= Rhondda Roundabout =

Rhondda Roundabout (1934) was the first published novel by the Welsh writer Jack Jones.

==Plot==

The story is set in the Rhondda Valley in the early 1930s. It chronicles the trials and tribulations of the peoples, set against the backdrop of the aftermath of the General Strike and the Great Depression in the South Wales Valleys. It is principally seen through the eyes of a newly ordained chapel minister, the Reverend Dan Price.

The story is peopled with colourful characters who mostly struggle to live their lives during economic troubles. They include Dan's uncle, John 'Shoni' Lloyd, an ex-First World War soldier and confirmed non-chapel goer, Morgan 'Big Mog' Morgan, an ex-miner, ex-soldier and now a successful bookie and philanthropist, David 'Dai Hippo' Daniels, an ex-miner and firebrand Communist activist, and Guy Sprattling, ('the captain') a badly shell-shocked veteran of the war who works for Big Mog until he is eventually able to face the world again.

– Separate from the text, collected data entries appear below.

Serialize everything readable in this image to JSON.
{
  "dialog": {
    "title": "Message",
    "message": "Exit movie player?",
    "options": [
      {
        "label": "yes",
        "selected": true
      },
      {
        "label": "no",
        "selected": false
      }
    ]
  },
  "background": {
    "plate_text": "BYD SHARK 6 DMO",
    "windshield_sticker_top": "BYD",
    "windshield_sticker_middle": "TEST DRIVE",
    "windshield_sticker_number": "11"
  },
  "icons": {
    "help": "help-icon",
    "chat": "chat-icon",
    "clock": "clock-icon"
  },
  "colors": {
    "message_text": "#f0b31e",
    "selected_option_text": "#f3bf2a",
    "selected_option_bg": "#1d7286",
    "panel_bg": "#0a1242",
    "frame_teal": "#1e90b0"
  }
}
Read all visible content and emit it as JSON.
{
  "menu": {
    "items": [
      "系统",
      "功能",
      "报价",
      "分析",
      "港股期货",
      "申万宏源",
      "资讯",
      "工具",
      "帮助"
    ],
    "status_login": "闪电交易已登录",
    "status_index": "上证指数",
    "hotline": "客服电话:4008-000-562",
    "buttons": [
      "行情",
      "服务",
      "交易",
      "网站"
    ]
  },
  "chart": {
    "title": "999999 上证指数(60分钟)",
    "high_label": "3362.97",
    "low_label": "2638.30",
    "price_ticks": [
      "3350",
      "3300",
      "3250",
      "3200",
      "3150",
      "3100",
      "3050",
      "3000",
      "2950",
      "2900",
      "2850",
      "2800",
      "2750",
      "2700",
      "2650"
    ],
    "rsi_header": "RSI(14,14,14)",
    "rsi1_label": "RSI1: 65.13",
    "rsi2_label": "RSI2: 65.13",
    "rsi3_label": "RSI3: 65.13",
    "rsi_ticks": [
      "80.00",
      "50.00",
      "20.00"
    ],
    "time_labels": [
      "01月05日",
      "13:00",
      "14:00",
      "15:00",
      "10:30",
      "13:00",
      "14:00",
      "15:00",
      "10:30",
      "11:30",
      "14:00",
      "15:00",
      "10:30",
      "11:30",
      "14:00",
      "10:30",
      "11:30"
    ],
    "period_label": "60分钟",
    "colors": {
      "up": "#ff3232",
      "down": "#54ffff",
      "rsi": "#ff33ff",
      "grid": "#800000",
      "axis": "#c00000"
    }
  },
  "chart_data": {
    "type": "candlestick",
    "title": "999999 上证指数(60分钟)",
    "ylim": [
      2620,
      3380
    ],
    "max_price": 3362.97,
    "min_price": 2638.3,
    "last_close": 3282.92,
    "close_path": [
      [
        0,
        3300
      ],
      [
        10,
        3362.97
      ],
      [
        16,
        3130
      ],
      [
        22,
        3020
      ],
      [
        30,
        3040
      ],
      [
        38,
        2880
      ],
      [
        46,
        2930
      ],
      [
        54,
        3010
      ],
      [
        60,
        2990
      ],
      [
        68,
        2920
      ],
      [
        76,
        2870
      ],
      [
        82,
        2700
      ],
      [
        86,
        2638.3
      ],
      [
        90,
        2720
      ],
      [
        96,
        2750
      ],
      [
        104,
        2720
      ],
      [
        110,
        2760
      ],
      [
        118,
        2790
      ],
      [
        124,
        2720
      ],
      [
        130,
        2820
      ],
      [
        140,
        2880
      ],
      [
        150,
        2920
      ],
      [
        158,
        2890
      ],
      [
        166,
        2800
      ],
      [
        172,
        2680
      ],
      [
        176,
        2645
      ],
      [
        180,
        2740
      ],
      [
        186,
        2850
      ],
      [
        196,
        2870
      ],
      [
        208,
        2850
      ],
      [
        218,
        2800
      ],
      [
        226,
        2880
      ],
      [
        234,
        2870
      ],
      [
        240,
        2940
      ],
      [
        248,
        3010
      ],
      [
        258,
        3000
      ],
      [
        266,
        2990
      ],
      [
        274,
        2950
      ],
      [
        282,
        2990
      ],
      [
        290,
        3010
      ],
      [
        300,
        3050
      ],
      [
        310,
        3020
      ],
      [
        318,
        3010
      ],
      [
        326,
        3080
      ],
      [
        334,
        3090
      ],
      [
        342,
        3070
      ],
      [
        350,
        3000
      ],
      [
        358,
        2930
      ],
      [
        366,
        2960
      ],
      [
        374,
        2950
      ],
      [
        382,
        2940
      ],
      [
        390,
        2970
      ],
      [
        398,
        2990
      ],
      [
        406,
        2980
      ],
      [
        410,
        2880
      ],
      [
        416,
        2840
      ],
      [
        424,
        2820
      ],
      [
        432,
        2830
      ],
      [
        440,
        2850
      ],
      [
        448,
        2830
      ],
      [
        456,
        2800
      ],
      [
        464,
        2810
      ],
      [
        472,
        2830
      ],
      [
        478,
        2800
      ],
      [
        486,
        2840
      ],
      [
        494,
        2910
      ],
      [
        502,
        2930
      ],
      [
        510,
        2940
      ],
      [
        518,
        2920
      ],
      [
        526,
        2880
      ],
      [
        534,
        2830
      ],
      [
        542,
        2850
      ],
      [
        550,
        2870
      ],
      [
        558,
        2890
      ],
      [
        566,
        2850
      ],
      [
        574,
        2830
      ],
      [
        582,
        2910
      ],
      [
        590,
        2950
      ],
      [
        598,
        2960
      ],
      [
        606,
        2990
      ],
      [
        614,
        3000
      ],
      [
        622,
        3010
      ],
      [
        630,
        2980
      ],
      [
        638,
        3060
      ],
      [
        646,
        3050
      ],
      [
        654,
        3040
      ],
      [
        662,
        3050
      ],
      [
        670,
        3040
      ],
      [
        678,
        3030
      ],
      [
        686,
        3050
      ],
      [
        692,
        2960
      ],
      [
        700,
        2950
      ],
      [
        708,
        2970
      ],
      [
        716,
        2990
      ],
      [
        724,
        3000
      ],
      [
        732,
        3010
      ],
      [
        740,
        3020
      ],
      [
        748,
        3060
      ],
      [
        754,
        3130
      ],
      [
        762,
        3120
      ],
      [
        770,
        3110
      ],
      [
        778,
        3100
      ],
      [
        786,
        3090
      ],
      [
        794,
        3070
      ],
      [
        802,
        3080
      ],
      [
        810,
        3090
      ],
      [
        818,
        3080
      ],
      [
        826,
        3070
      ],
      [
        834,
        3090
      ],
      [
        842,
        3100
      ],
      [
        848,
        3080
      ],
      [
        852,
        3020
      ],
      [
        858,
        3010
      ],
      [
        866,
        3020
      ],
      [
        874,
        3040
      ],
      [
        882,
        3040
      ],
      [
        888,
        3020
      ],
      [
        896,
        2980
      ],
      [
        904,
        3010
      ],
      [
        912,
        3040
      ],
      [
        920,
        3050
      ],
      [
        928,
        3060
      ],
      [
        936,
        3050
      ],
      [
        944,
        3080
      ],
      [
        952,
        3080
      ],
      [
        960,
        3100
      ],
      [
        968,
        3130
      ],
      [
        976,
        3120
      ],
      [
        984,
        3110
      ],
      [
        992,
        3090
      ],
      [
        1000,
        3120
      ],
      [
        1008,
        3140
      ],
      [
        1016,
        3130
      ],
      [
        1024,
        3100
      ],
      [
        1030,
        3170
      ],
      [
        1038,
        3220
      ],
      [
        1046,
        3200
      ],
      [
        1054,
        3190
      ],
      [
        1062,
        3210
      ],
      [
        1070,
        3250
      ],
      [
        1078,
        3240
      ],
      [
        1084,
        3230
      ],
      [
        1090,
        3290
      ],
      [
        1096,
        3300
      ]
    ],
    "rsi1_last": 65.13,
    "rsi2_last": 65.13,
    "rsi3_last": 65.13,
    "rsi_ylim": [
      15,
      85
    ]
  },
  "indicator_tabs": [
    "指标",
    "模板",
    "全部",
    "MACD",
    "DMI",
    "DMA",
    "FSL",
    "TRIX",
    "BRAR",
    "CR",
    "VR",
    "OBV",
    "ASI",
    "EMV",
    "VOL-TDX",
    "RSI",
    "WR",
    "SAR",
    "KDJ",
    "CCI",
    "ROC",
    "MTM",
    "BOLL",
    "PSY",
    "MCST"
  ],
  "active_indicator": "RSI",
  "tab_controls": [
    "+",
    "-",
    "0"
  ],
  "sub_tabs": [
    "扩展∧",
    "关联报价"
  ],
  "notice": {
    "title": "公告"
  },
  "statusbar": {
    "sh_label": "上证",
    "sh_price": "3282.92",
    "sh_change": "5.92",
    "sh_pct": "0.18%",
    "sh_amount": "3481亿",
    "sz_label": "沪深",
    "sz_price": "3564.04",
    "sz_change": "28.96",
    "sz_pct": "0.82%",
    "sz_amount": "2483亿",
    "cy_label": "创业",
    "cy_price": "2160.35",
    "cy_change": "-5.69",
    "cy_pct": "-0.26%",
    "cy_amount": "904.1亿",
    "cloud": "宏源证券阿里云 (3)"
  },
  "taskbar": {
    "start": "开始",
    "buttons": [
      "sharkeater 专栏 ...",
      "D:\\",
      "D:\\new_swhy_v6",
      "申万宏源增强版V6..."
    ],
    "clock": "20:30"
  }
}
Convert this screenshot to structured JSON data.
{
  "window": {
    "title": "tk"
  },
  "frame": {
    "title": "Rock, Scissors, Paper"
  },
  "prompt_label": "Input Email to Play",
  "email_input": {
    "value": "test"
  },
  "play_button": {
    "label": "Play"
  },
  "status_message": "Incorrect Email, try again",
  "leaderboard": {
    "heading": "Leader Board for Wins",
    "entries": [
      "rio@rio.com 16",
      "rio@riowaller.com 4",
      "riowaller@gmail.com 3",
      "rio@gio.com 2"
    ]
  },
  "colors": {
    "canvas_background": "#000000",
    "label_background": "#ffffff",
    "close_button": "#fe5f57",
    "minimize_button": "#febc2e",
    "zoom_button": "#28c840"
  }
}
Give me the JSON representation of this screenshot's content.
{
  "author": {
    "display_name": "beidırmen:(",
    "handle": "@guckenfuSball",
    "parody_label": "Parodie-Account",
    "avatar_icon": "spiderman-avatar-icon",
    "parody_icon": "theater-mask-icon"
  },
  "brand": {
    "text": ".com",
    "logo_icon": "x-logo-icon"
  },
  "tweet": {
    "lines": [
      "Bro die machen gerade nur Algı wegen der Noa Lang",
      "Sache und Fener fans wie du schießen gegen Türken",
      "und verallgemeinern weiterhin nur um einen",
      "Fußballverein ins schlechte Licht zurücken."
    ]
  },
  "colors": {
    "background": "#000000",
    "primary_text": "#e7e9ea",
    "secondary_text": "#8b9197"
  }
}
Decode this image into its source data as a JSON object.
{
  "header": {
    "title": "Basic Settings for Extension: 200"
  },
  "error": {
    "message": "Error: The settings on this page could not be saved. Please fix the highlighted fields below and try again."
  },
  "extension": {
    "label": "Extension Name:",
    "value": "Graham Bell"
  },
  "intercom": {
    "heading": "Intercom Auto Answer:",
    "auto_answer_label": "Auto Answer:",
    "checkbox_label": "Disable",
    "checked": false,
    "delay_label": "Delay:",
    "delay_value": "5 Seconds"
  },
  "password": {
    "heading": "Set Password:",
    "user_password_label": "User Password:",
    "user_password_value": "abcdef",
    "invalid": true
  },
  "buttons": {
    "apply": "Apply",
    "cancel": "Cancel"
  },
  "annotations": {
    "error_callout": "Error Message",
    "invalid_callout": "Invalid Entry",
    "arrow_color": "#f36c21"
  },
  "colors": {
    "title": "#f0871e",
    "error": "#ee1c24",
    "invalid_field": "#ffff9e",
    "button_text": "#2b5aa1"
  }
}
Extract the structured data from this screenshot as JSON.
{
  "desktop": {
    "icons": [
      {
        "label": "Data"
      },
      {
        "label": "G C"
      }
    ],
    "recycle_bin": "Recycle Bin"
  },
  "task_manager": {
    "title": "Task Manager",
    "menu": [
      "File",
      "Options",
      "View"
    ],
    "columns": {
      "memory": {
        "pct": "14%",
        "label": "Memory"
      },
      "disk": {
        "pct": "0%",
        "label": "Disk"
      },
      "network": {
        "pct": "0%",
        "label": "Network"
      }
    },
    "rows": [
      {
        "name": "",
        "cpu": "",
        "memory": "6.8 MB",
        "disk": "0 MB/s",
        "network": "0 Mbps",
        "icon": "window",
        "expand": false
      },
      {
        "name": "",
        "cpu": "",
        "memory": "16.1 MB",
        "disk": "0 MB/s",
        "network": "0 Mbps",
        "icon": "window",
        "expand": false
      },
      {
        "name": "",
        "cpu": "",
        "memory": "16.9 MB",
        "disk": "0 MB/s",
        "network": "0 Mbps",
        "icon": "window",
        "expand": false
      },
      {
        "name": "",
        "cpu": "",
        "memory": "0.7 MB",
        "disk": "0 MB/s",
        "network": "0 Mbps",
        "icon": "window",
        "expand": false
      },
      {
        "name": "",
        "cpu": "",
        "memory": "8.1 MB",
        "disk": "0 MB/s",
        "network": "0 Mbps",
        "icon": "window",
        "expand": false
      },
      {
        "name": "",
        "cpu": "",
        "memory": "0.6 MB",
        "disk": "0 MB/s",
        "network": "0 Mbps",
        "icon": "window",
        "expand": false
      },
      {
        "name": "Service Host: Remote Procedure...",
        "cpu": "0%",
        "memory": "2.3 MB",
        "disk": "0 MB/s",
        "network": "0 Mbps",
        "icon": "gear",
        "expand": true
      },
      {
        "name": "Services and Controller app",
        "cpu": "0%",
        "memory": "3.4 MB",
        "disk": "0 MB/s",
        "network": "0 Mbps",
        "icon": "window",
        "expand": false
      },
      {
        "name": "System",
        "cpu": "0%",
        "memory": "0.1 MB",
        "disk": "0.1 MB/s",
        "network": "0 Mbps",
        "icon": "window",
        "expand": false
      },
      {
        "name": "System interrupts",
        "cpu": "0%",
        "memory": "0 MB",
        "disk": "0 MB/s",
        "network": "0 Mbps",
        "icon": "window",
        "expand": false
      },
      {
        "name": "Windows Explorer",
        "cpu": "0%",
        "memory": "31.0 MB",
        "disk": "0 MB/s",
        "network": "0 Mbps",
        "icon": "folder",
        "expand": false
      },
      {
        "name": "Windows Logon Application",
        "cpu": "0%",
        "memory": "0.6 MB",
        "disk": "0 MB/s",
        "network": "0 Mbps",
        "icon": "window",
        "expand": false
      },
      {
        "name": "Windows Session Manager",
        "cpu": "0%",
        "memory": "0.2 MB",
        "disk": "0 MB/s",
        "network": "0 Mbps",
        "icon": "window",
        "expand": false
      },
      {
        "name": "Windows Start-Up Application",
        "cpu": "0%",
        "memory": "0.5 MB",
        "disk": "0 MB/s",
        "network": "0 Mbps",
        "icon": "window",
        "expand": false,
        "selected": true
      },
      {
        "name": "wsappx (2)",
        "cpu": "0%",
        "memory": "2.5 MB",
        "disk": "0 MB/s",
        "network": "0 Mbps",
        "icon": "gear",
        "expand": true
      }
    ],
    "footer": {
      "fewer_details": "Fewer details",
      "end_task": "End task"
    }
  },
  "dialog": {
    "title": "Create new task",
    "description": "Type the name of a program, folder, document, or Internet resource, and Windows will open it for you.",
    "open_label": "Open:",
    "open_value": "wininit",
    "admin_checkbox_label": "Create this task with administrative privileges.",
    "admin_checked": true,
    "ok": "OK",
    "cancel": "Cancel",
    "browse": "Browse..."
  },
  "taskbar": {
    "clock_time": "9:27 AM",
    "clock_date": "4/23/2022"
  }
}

Dan throws himself into his work at Beulah chapel, which is heavily in debt, and attempts to draw more people into the work of the chapel and improve attendance (and thereby its income). He persuades the fiery 'Llew Rhondda', the chapel's choirmaster known as 'God's Songmaster', to revive the tradition of choral performances at Beulah.

On his visit to Evans the Draper, he meets Lucy Meredith and is smitten with her, eventually courting her, whilst carrying on his full-time work at the chapel, giving lectures, producing amateur dramatics and trying to persuade people to come to chapel instead of attending boxing matches and communist rallies.

The story culminates with a massive explosion in one of the mines that is still working. Shoni, a trained rescue worker, goes down to bring out the trapped miners, with no lives lost, Dan joins an emotional prayer vigil at the pithead.

When he dies, Evans the Draper wills his estate and house to Lucy, so that she and Dan can marry.